Fibrinogen breakdown, long-lasting systemic fibrinolysis, and procoagulant activation during alteplase double-bolus regimen in acute myocardial infarction.

Recent clinical studies comparing accelerated versus bolus administration of alteplase tissue plasminogen activator (t-PA) suggest similar thrombolytic efficacy, but reveal higher bleeding complications among older patients during the double-bolus regimen. The objective of the present study was to characterize the hemostatic profile of t-PA administered as double-bolus doses of 50 mg, at intervals of 30 minutes. Among 50 patients with acute myocardial infarction treated by double-bolus t-PA thrombolysis, coagulation and fibrinolysis parameters, as well as t-PA levels, were monitored. Monitored t-PA levels peaked at 5 and 35 minutes and were detectable within the therapeutic range even after 90 minutes. Marked systemic fibrinolytic activation was indicated by 75% depletion of both plasminogen and fibrinogen, as well as by 19-fold and 300-fold increases of fibrin degradation and fibrinogen degradation products. Plasminogen-activator inhibitor activity was completely suppressed. Pronounced procoagulant activation was reflected by a 3.4-fold increase of both factor XIIa and prothrombin fragment 1+2, and by a threefold increase of thrombin-antithrombin complex.
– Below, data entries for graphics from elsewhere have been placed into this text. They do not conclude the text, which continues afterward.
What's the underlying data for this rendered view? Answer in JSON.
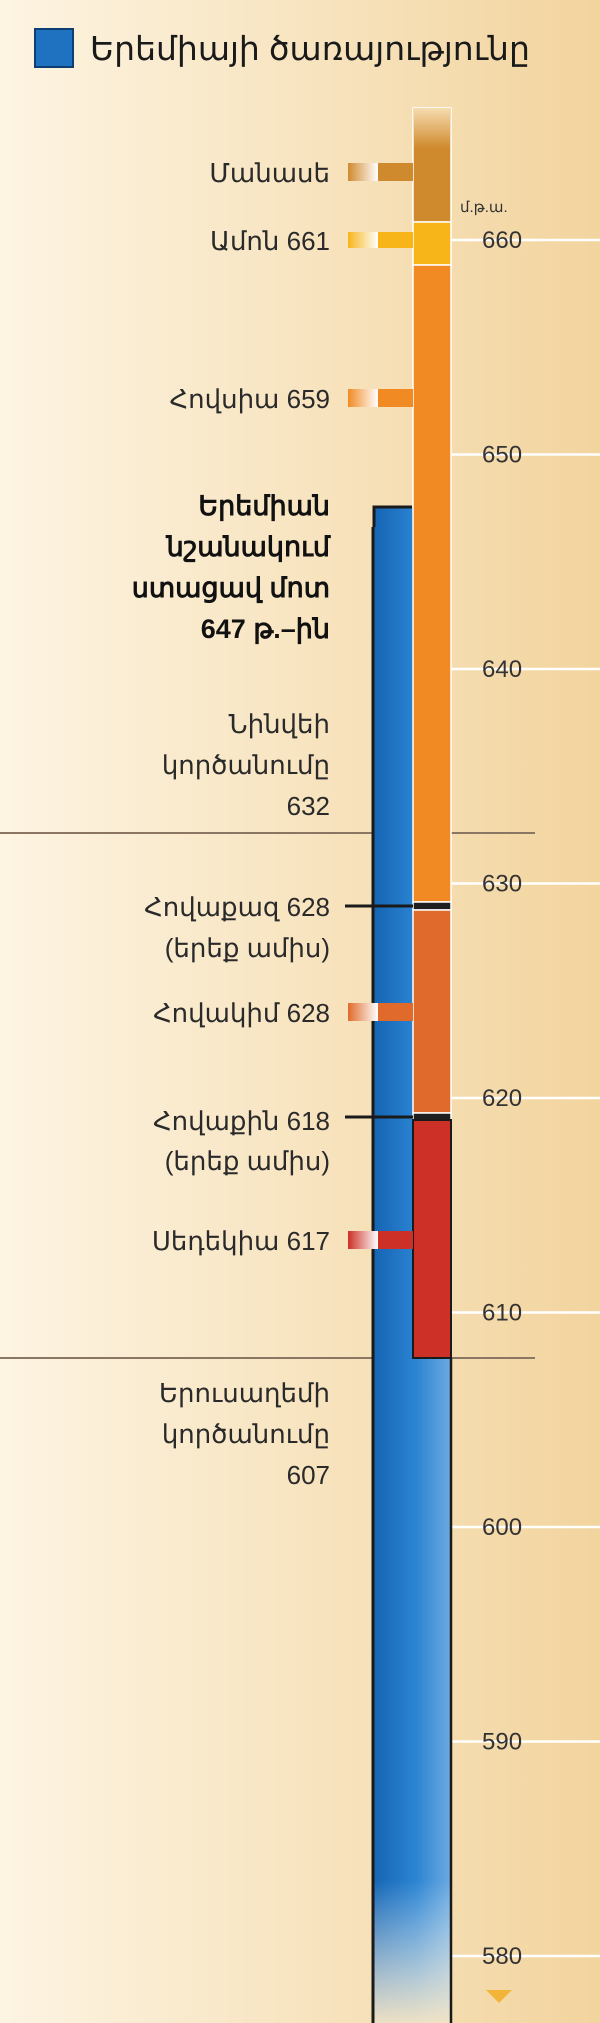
{
  "title": "Երեմիայի ծառայությունը",
  "legend": {
    "label": "Երեմիայի ծառայությունը",
    "color": "#1f72bf"
  },
  "axis": {
    "unit": "մ.թ.ա.",
    "ticks": [
      660,
      650,
      640,
      630,
      620,
      610,
      600,
      590,
      580
    ]
  },
  "reigns": [
    {
      "name": "Մանասե",
      "start": 667,
      "end": 661,
      "color": "#d08a2e"
    },
    {
      "name": "Ամոն 661",
      "start": 661,
      "end": 659,
      "color": "#f7b51a"
    },
    {
      "name": "Հովսիա 659",
      "start": 659,
      "end": 628.9,
      "color": "#f28a24"
    },
    {
      "name": "Հովաքազ 628 (երեք ամիս)",
      "start": 628.9,
      "end": 628.6,
      "color": "#1f1f1f"
    },
    {
      "name": "Հովակիմ 628",
      "start": 628.6,
      "end": 619,
      "color": "#e06a2c"
    },
    {
      "name": "Հովաքին 618 (երեք ամիս)",
      "start": 619,
      "end": 618.7,
      "color": "#1f1f1f"
    },
    {
      "name": "Սեդեկիա 617",
      "start": 618.7,
      "end": 607,
      "color": "#cc3026"
    }
  ],
  "labels": {
    "manasseh": "Մանասե",
    "amon": "Ամոն 661",
    "josiah": "Հովսիա 659",
    "jeremiah_lines": [
      "Երեմիան",
      "նշանակում",
      "ստացավ մոտ",
      "647 թ.–ին"
    ],
    "nineveh_lines": [
      "Նինվեի",
      "կործանումը",
      "632"
    ],
    "jehoahaz_lines": [
      "Հովաքազ 628",
      "(երեք ամիս)"
    ],
    "jehoiakim": "Հովակիմ 628",
    "jehoiachin_lines": [
      "Հովաքին 618",
      "(երեք ամիս)"
    ],
    "zedekiah": "Սեդեկիա 617",
    "jerusalem_lines": [
      "Երուսաղեմի",
      "կործանումը",
      "607"
    ]
  },
  "events": {
    "jeremiah_start": 647,
    "nineveh_fall": 632,
    "jerusalem_fall": 607
  },
  "colors": {
    "jeremiah_bar": "#1f72bf",
    "event_line": "#8a7663",
    "grid_line": "#ffffff"
  }
}
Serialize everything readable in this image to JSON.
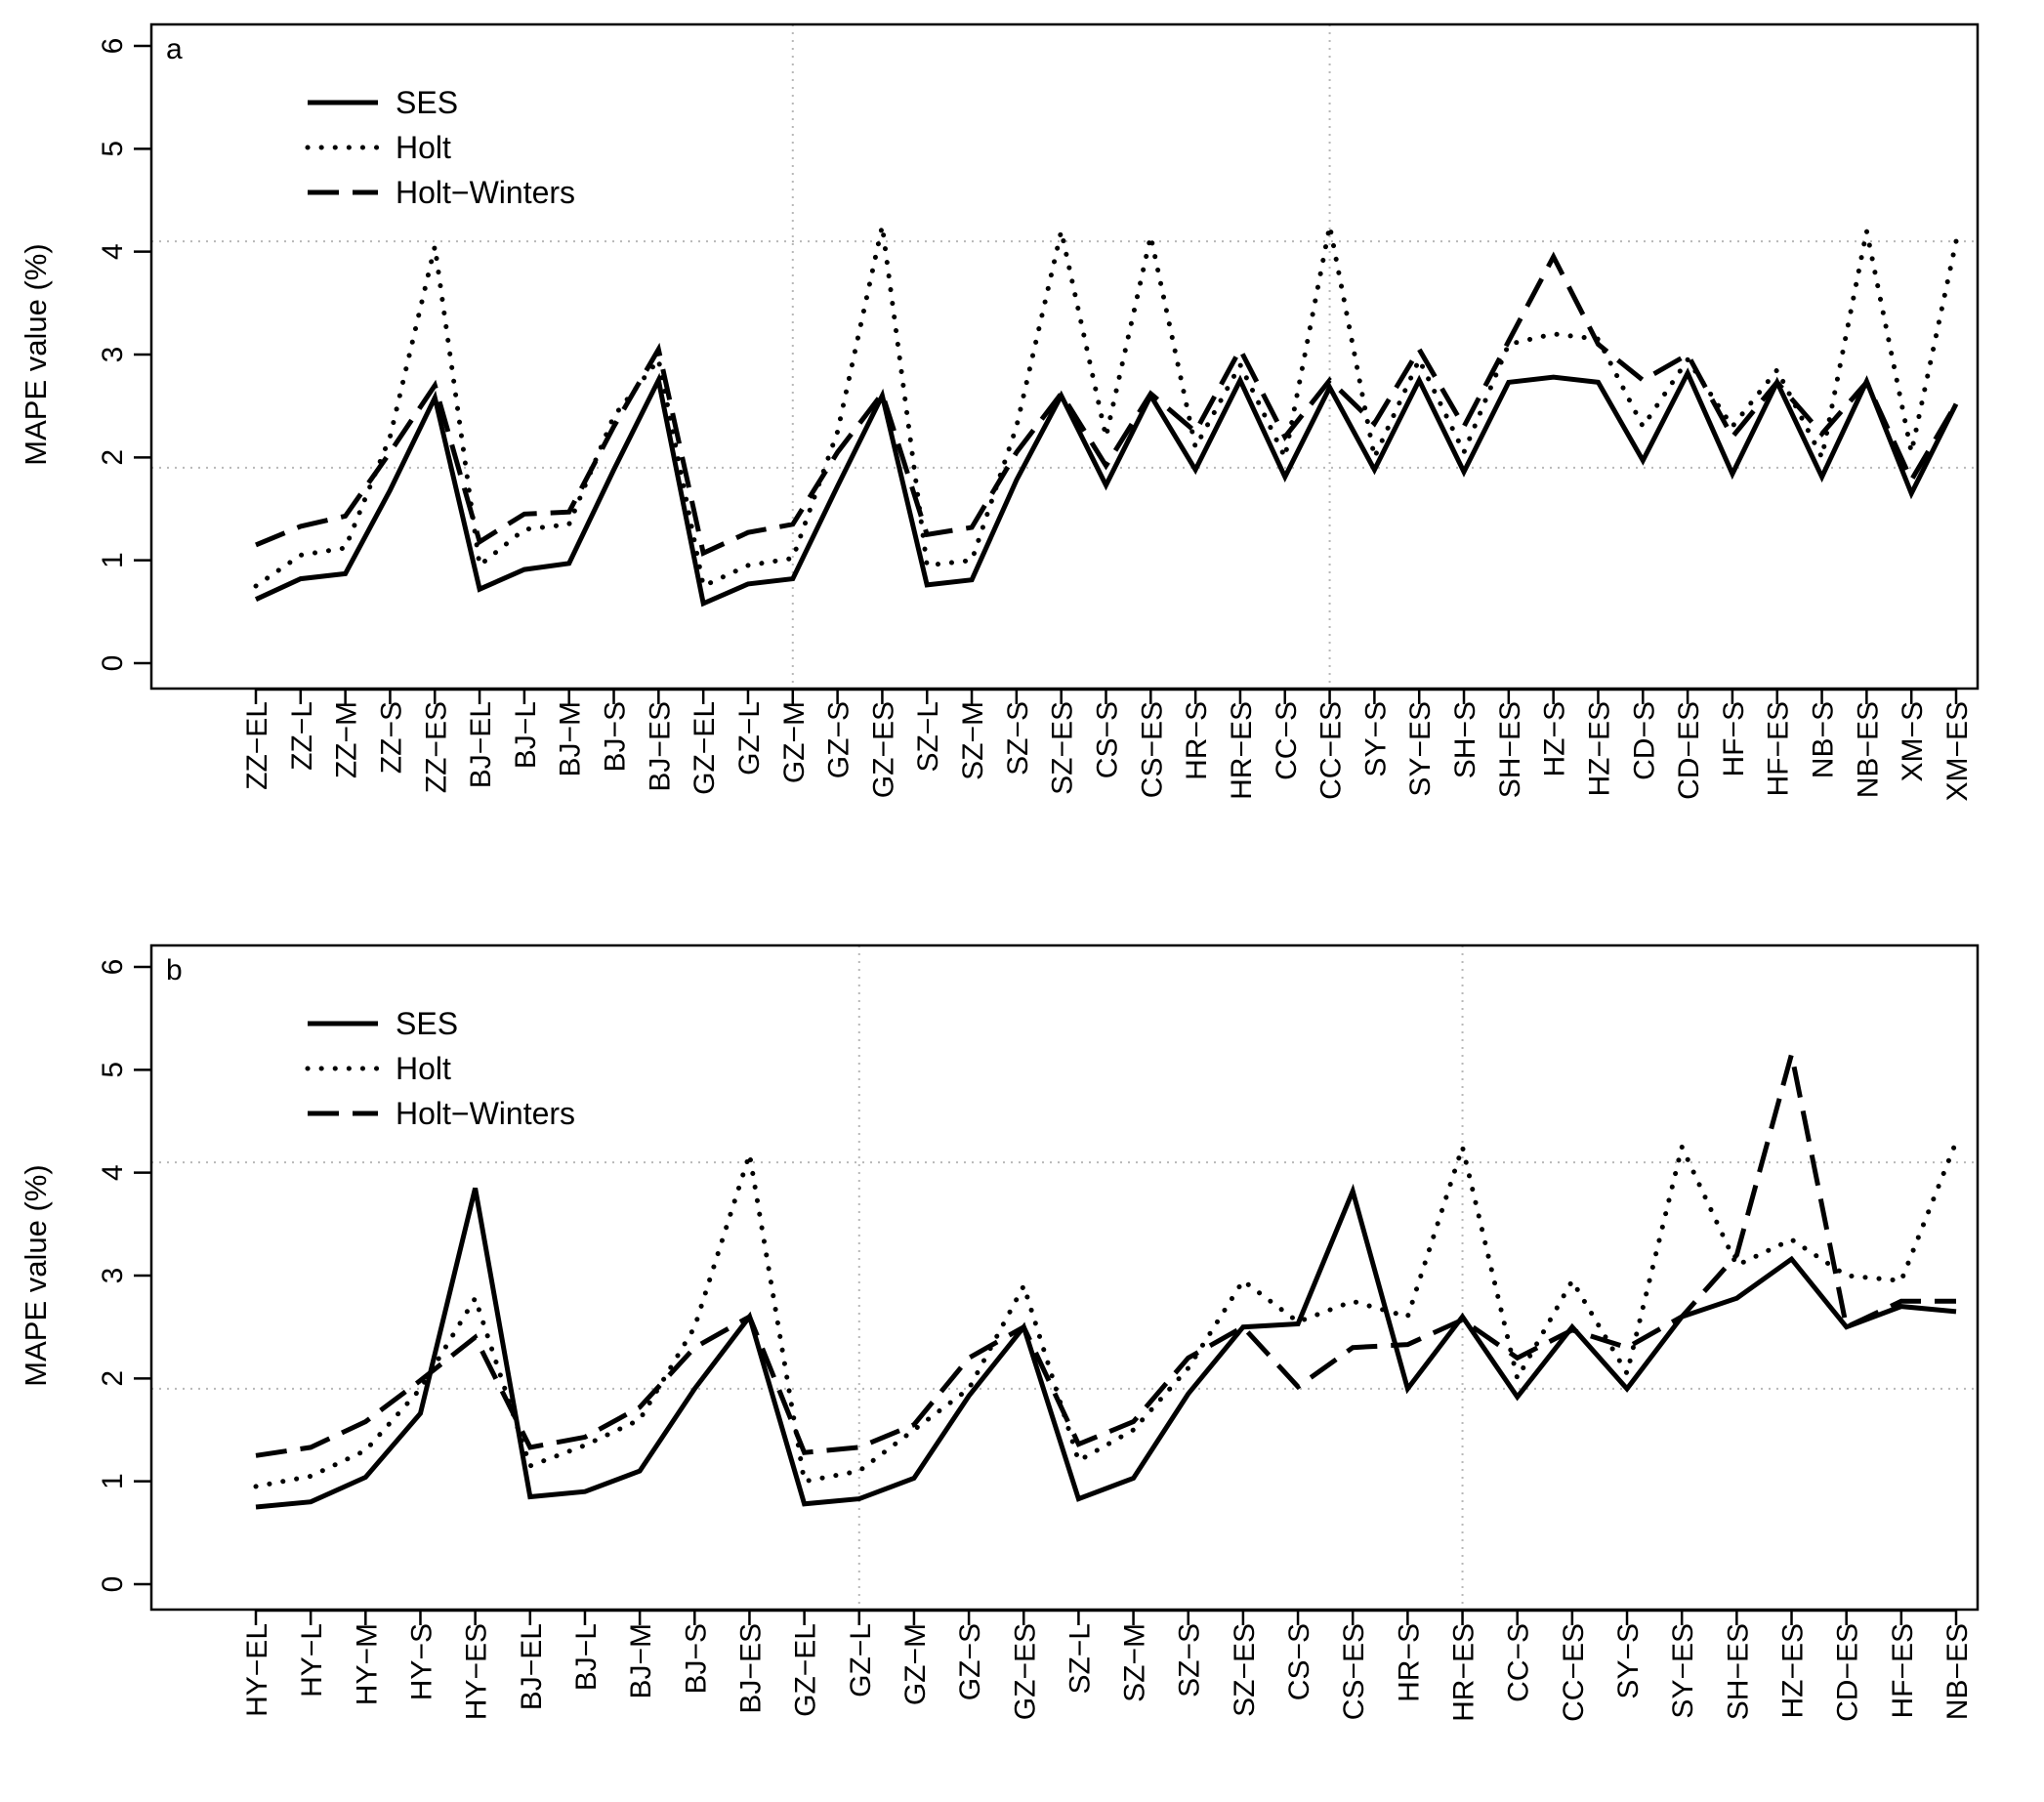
{
  "chart_data": [
    {
      "type": "line",
      "panel_label": "a",
      "ylabel": "MAPE value (%)",
      "xlabel": "",
      "ylim": [
        0,
        6
      ],
      "yticks": [
        0,
        1,
        2,
        3,
        4,
        5,
        6
      ],
      "grid": "dotted lines at y=1.9, y=4.1 and after categories 12 and 24",
      "legend_position": "top-left",
      "categories": [
        "ZZ−EL",
        "ZZ−L",
        "ZZ−M",
        "ZZ−S",
        "ZZ−ES",
        "BJ−EL",
        "BJ−L",
        "BJ−M",
        "BJ−S",
        "BJ−ES",
        "GZ−EL",
        "GZ−L",
        "GZ−M",
        "GZ−S",
        "GZ−ES",
        "SZ−L",
        "SZ−M",
        "SZ−S",
        "SZ−ES",
        "CS−S",
        "CS−ES",
        "HR−S",
        "HR−ES",
        "CC−S",
        "CC−ES",
        "SY−S",
        "SY−ES",
        "SH−S",
        "SH−ES",
        "HZ−S",
        "HZ−ES",
        "CD−S",
        "CD−ES",
        "HF−S",
        "HF−ES",
        "NB−S",
        "NB−ES",
        "XM−S",
        "XM−ES"
      ],
      "series": [
        {
          "name": "SES",
          "style": "solid",
          "values": [
            0.62,
            0.82,
            0.87,
            1.68,
            2.58,
            0.72,
            0.91,
            0.97,
            1.88,
            2.75,
            0.58,
            0.77,
            0.82,
            1.72,
            2.6,
            0.76,
            0.81,
            1.78,
            2.6,
            1.73,
            2.6,
            1.88,
            2.75,
            1.81,
            2.68,
            1.88,
            2.75,
            1.86,
            2.73,
            2.78,
            2.73,
            1.97,
            2.82,
            1.84,
            2.73,
            1.81,
            2.74,
            1.65,
            2.52
          ]
        },
        {
          "name": "Holt",
          "style": "dotted",
          "values": [
            0.75,
            1.05,
            1.12,
            2.2,
            4.05,
            0.95,
            1.3,
            1.35,
            2.4,
            2.95,
            0.75,
            0.95,
            1.02,
            2.25,
            4.25,
            0.95,
            1.0,
            2.3,
            4.2,
            2.2,
            4.15,
            2.1,
            2.9,
            2.0,
            4.25,
            2.0,
            2.95,
            2.05,
            3.1,
            3.2,
            3.15,
            2.3,
            2.95,
            2.3,
            2.85,
            2.0,
            4.2,
            2.05,
            4.1
          ]
        },
        {
          "name": "Holt−Winters",
          "style": "dashed",
          "values": [
            1.15,
            1.33,
            1.43,
            2.05,
            2.7,
            1.18,
            1.45,
            1.47,
            2.3,
            3.05,
            1.07,
            1.27,
            1.35,
            2.05,
            2.62,
            1.25,
            1.32,
            2.05,
            2.62,
            1.92,
            2.62,
            2.25,
            3.05,
            2.2,
            2.75,
            2.33,
            3.05,
            2.3,
            3.13,
            3.95,
            3.1,
            2.75,
            3.0,
            2.2,
            2.73,
            2.23,
            2.73,
            1.78,
            2.52
          ]
        }
      ]
    },
    {
      "type": "line",
      "panel_label": "b",
      "ylabel": "MAPE value (%)",
      "xlabel": "",
      "ylim": [
        0,
        6
      ],
      "yticks": [
        0,
        1,
        2,
        3,
        4,
        5,
        6
      ],
      "grid": "dotted lines at y=1.9, y=4.1 and after categories 11 and 22",
      "legend_position": "top-left",
      "categories": [
        "HY−EL",
        "HY−L",
        "HY−M",
        "HY−S",
        "HY−ES",
        "BJ−EL",
        "BJ−L",
        "BJ−M",
        "BJ−S",
        "BJ−ES",
        "GZ−EL",
        "GZ−L",
        "GZ−M",
        "GZ−S",
        "GZ−ES",
        "SZ−L",
        "SZ−M",
        "SZ−S",
        "SZ−ES",
        "CS−S",
        "CS−ES",
        "HR−S",
        "HR−ES",
        "CC−S",
        "CC−ES",
        "SY−S",
        "SY−ES",
        "SH−ES",
        "HZ−ES",
        "CD−ES",
        "HF−ES",
        "NB−ES"
      ],
      "series": [
        {
          "name": "SES",
          "style": "solid",
          "values": [
            0.75,
            0.8,
            1.04,
            1.66,
            3.85,
            0.85,
            0.9,
            1.1,
            1.9,
            2.6,
            0.78,
            0.83,
            1.03,
            1.83,
            2.5,
            0.83,
            1.03,
            1.85,
            2.5,
            2.53,
            3.82,
            1.9,
            2.6,
            1.82,
            2.5,
            1.9,
            2.6,
            2.78,
            3.16,
            2.5,
            2.7,
            2.65
          ]
        },
        {
          "name": "Holt",
          "style": "dotted",
          "values": [
            0.95,
            1.05,
            1.3,
            1.9,
            2.78,
            1.15,
            1.35,
            1.6,
            2.5,
            4.18,
            1.0,
            1.1,
            1.5,
            1.9,
            2.9,
            1.2,
            1.5,
            2.1,
            2.95,
            2.55,
            2.75,
            2.6,
            4.25,
            2.0,
            2.95,
            2.05,
            4.25,
            3.1,
            3.35,
            3.0,
            2.95,
            4.3
          ]
        },
        {
          "name": "Holt−Winters",
          "style": "dashed",
          "values": [
            1.25,
            1.33,
            1.58,
            1.98,
            2.4,
            1.33,
            1.43,
            1.72,
            2.3,
            2.6,
            1.28,
            1.33,
            1.55,
            2.2,
            2.5,
            1.36,
            1.58,
            2.2,
            2.5,
            1.92,
            2.3,
            2.33,
            2.57,
            2.2,
            2.47,
            2.3,
            2.6,
            3.2,
            5.15,
            2.5,
            2.75,
            2.75
          ]
        }
      ]
    }
  ]
}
Independent of t-PA weight dosage, fibrinolytic activation was more pronounced among older patients (> or = 63 years). We conclude that t-PA after bolus administration has a long half-life. Double-bolus regimen leads to a long-lasting systemic fibrinolytic state, which is even more remarkable among older patients--a fact that may explain the higher bleeding complications reported for this age group.